農民と一緒に泥まみれになって働いたり、貧しい者には農具をタダで与え、医療の手当てをしてやり、郡奉行の役についてからも、自らクワをもって農民の手助けにあるきました。
酒やタバコは「自分は祈りを求めている身分であり、しかも三度の食に欠く人がひとりでもある以上、余分なものを口にするのは悪だ」といって、絶対にたしなむことはしませんでした。
そのあまりに気違いじみた打ち込みように、ある学者が「平沢農狂先生」と呼んで冷やかしたそうです。三右衛門はそれを聞いても怒るどころかかえって喜び、それ以降、自分のことを「農狂逸人」と呼んで誇りにしました。

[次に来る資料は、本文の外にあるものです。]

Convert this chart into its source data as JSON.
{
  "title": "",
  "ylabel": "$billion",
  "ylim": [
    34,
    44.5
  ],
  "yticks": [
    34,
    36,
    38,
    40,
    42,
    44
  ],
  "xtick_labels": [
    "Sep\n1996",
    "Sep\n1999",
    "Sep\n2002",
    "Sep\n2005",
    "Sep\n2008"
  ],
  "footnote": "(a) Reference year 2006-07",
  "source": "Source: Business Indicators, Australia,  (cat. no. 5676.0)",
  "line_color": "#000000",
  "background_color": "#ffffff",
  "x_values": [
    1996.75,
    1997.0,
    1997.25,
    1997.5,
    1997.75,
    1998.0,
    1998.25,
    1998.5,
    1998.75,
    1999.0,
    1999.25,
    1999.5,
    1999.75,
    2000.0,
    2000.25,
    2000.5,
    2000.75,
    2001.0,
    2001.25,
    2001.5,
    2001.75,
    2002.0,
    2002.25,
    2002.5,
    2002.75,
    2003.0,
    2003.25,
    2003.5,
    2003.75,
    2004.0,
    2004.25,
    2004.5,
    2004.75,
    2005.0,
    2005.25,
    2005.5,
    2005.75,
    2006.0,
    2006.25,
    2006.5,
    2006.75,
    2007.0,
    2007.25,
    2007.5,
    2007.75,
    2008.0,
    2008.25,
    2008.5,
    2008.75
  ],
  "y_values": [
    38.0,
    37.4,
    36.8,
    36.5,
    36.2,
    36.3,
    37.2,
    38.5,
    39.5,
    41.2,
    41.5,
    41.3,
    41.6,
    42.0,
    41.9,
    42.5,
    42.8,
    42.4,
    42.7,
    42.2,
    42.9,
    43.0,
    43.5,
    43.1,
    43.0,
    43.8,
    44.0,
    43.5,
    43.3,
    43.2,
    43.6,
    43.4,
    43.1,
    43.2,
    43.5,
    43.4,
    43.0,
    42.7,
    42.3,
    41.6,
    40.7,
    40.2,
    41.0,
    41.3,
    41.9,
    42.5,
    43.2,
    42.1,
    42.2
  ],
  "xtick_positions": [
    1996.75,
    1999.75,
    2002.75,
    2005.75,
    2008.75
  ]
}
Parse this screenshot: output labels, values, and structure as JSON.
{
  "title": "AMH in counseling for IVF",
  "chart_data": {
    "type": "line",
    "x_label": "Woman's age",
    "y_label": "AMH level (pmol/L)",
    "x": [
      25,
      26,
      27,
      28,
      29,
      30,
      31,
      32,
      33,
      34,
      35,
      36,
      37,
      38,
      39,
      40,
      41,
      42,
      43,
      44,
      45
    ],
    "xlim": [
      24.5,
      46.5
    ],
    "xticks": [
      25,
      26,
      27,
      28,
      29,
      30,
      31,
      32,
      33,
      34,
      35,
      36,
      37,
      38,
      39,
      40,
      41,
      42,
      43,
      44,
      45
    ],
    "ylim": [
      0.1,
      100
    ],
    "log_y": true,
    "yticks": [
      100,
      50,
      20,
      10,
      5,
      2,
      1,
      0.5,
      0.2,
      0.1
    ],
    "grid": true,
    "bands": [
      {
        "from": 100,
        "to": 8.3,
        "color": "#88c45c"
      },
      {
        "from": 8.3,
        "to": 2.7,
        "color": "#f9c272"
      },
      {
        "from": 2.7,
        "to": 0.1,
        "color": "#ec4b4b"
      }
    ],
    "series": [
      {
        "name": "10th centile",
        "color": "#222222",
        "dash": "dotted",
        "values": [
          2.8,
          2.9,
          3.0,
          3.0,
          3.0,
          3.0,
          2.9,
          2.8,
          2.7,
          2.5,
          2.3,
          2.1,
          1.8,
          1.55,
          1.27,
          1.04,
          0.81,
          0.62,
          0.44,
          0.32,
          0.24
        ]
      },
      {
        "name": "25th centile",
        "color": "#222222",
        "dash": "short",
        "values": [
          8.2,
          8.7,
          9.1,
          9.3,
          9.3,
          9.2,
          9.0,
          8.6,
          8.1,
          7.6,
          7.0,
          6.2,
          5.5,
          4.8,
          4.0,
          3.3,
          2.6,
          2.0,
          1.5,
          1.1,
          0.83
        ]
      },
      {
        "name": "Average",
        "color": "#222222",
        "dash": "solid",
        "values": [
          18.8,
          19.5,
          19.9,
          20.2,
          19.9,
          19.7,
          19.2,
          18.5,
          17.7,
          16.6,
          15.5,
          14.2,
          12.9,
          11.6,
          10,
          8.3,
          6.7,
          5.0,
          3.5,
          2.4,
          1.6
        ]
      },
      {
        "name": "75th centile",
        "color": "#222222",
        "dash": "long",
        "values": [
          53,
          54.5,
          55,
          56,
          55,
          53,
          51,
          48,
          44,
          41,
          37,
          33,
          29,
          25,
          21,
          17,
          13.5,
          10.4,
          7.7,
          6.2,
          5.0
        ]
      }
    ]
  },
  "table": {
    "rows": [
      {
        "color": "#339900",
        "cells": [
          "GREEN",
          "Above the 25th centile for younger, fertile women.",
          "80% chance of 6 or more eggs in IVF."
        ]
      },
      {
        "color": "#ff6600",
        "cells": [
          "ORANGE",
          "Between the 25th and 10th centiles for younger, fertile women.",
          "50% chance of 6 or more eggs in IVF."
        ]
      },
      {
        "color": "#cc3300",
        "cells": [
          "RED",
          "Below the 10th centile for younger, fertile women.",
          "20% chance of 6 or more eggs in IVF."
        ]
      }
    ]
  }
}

また、津軽藩の須藤という剣の達人が「剣の道を極められたらどうです」とすすめましたが、三右衛門は「わたしはクワを持って石を割れます。天然の敵、不作や飢饉といつも闘っているのです」と断りました。
この話を伝え聞いた津軽の殿様が「この勝負、須藤の負け」と言って、楽しげに笑ったということです。三右衛門の胸中に燃え続ける、静かな情熱の炎が見える気がします。
津軽開拓に生涯をささげた三右衛門は、77歳でこの世を去りました。南部の新渡戸伝とならぶ農民の大恩人です。三右衛門の死後、大正4年に天皇陛下から勲章をもらいました。